The Gascoyne Resources Limited (ASX: GCY) share price has had a golden day, closing up 15.66% at 48 cents.
There’s a bit to cover here, so let’s get straight into it.
What’s led us to this point?
Westgold originally made its intentions known to acquire Gascoyne in an unsolicited, conditional off-market takeover offer for all of the company’s outstanding shares.
The scrip offer was proposed at an exchange of 1 Westgold share for every 4 Gascoyne shares. The Gascoyne share price popped 21% on the day of the announcement.
Gascoyne has remained committed to the Firefly merger, making mention of it in each update on the Westgold proposal.
What makes things more challenging is that Wesgold’s offer, in effect, is contingent on the Firefly scheme not going ahead.
What happened next?
Around two weeks after Westgold first made its move, Gayscoyne’s board unanimously recommended its shareholders reject the offer.
The company’s major shareholder Deutsche Balaton AG1 – who holds 22% of Gayscone’s float – also recommended shareholders reject the proposal at the time.
Instead, Gascoyne unveiled its “enhanced business plan” where it reiterated its FY22 production forecast of 70-80koz on a substantially lower cost base.
Gascoyne then reiterated its recommendation to reject the Westgold offer on 18 October, advocating to “take no action in response to all correspondence from Westgold”.

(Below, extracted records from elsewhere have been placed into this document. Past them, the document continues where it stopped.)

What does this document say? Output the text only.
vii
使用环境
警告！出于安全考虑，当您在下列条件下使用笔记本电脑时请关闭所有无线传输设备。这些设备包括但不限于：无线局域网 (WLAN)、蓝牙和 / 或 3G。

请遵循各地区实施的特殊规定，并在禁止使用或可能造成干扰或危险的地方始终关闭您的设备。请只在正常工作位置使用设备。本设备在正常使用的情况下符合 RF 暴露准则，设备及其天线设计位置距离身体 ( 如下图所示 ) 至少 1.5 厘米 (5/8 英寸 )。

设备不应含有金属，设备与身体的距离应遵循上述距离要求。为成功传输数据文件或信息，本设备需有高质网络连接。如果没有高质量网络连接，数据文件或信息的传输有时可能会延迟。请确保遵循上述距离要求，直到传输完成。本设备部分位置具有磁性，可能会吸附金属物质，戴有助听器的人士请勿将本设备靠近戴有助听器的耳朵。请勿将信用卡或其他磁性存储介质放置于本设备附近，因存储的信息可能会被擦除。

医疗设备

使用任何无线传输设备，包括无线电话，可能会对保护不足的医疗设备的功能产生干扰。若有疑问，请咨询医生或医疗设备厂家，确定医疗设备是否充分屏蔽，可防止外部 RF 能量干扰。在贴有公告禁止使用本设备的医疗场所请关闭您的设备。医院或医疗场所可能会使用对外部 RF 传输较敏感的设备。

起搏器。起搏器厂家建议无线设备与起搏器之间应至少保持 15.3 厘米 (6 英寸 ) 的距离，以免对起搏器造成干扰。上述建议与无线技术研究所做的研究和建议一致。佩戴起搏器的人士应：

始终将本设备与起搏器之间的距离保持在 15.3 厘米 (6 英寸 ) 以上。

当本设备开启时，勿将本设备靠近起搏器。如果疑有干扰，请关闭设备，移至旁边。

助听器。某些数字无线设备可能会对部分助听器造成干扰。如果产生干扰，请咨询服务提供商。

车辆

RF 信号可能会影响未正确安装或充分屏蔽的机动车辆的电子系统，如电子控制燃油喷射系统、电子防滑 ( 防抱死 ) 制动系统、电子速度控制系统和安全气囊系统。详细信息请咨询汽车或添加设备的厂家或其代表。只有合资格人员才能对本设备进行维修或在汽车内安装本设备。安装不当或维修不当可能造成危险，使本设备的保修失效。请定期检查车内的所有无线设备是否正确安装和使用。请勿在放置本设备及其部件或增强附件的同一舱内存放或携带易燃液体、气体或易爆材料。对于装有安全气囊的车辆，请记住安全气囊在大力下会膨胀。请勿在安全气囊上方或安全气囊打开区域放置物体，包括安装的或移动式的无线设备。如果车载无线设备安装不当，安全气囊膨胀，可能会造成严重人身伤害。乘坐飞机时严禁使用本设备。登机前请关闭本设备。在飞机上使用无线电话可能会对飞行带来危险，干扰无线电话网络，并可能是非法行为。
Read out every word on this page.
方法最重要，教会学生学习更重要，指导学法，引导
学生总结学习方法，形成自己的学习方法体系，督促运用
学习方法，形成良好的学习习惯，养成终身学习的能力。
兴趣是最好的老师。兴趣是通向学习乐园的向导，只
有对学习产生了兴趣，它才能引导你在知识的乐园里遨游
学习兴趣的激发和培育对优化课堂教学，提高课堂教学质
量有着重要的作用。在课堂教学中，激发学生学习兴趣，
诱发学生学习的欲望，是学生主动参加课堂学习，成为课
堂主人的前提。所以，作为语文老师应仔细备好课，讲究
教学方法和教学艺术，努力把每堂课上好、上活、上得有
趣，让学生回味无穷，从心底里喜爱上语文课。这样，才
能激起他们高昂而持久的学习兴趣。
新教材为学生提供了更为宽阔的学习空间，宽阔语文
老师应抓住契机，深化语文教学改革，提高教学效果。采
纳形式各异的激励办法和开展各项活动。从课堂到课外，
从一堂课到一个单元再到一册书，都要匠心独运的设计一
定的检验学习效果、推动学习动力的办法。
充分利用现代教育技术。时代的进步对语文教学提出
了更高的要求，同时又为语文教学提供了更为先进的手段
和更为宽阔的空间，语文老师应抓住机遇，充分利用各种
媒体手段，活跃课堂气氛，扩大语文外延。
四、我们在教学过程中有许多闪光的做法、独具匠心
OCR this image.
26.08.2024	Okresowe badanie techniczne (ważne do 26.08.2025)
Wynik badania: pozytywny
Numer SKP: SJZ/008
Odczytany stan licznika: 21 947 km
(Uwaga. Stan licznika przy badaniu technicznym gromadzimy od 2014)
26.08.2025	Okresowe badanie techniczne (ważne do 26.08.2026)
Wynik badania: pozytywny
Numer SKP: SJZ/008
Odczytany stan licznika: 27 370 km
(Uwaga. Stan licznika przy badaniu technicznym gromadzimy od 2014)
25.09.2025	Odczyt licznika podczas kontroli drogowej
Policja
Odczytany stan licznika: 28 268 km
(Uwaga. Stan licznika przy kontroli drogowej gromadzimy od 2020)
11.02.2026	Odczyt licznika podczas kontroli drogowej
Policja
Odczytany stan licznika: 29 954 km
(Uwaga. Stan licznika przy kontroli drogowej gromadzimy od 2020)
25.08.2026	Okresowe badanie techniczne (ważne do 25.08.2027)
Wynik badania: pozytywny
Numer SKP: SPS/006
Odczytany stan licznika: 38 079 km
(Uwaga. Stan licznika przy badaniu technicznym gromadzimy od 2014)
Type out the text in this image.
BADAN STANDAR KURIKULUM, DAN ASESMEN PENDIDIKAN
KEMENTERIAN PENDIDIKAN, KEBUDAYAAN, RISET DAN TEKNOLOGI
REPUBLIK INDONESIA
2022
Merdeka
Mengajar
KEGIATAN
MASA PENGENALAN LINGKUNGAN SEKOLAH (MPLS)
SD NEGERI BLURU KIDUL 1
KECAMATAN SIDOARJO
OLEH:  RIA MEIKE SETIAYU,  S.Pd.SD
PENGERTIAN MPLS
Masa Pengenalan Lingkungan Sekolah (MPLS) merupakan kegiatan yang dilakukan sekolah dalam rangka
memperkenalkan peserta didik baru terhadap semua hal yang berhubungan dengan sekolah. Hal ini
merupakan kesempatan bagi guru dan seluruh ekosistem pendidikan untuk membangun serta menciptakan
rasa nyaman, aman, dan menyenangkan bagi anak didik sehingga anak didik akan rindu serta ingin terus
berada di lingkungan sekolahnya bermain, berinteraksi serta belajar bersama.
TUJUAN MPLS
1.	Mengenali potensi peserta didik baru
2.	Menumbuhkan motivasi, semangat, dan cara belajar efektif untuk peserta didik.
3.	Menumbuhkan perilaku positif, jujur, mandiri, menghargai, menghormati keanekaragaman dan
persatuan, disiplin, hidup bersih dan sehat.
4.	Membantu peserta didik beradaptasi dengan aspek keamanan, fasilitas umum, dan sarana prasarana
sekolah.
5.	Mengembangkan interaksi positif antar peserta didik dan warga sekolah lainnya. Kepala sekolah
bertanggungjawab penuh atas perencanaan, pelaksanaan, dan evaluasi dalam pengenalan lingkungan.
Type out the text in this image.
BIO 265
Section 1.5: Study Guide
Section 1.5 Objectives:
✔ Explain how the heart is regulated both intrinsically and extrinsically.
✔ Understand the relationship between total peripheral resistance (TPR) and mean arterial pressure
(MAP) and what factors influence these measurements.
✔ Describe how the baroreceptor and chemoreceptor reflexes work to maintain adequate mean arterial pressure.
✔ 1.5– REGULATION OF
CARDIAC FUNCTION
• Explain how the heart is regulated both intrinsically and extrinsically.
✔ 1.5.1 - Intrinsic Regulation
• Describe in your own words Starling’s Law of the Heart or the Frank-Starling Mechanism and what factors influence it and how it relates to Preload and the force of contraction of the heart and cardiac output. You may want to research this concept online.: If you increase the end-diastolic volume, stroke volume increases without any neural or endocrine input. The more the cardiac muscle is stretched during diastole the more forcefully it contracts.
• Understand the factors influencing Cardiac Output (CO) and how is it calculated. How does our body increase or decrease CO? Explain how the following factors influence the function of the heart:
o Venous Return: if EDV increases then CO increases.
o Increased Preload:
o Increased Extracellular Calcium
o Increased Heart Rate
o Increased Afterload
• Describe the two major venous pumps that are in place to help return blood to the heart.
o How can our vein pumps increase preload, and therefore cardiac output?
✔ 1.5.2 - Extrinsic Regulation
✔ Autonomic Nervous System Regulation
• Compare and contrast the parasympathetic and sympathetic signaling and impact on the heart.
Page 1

But Westgold wasn’t done there. It submitted an application to the Australian government’s Takeovers Panel a couple of weeks ago.
It stated that “Gascoyne shareholders are being denied any opportunity to consider the Westgold Offer within a reasonable time period and with reasonable board recommendation and disclosure”.
It also revised its offer, increasing its scrip bid to 3 Westgold shares for every 11 Gascoyne shares, valuing the Gascoyne share price at 53 cents per share and the company at $133 million.
Of course, Gascoyne hit back
The company considered key aspects of the Westgold statement to be “misleading” and strenuously refuted statements that its updated business plan “escalates operational and financial risk to the company”.
Now Deutsche Balaton has chimed back in, explaining it does not support carrying out the scheme of arrangement with Firefly. It says it “does not believe that transaction is in the best interests of Gascoyne shareholders”, according to a release from the company on Monday.
In fact, Deutsche Balaton now considers the Westgold offer is superior to the Firefly scheme, as per a release out of Gascoyne’s camp today.
In the meantime, the Takeovers Panel also advised it has “decided not to make an interim order” in an announcement today.
Now, amid mounting pressures, Gascoyne admits that it “continues to review the Westgold offer and is taking advice from its legal and financial advisors” on the matter.
Its advisors are commissioned with examining the “ability of the Westgold offer conditions to be met, most notably the condition contained in section 7.2(a)” – the Firefly contingency.
Gascoyne again reiterated today that it recommends shareholders to take no action in relation to Westgold’s offer, at least until the review is complete.
Doubtless, there is more to come with this saga and the final decision will, ultimately, be left up to Gascoyne’s shareholders when the time arrives.
After exiting a trading halt, the Gascoyne share price finished the day 15.66% in the green. It closed the session at 48 cents apiece – a 3-month high for shareholders to enjoy.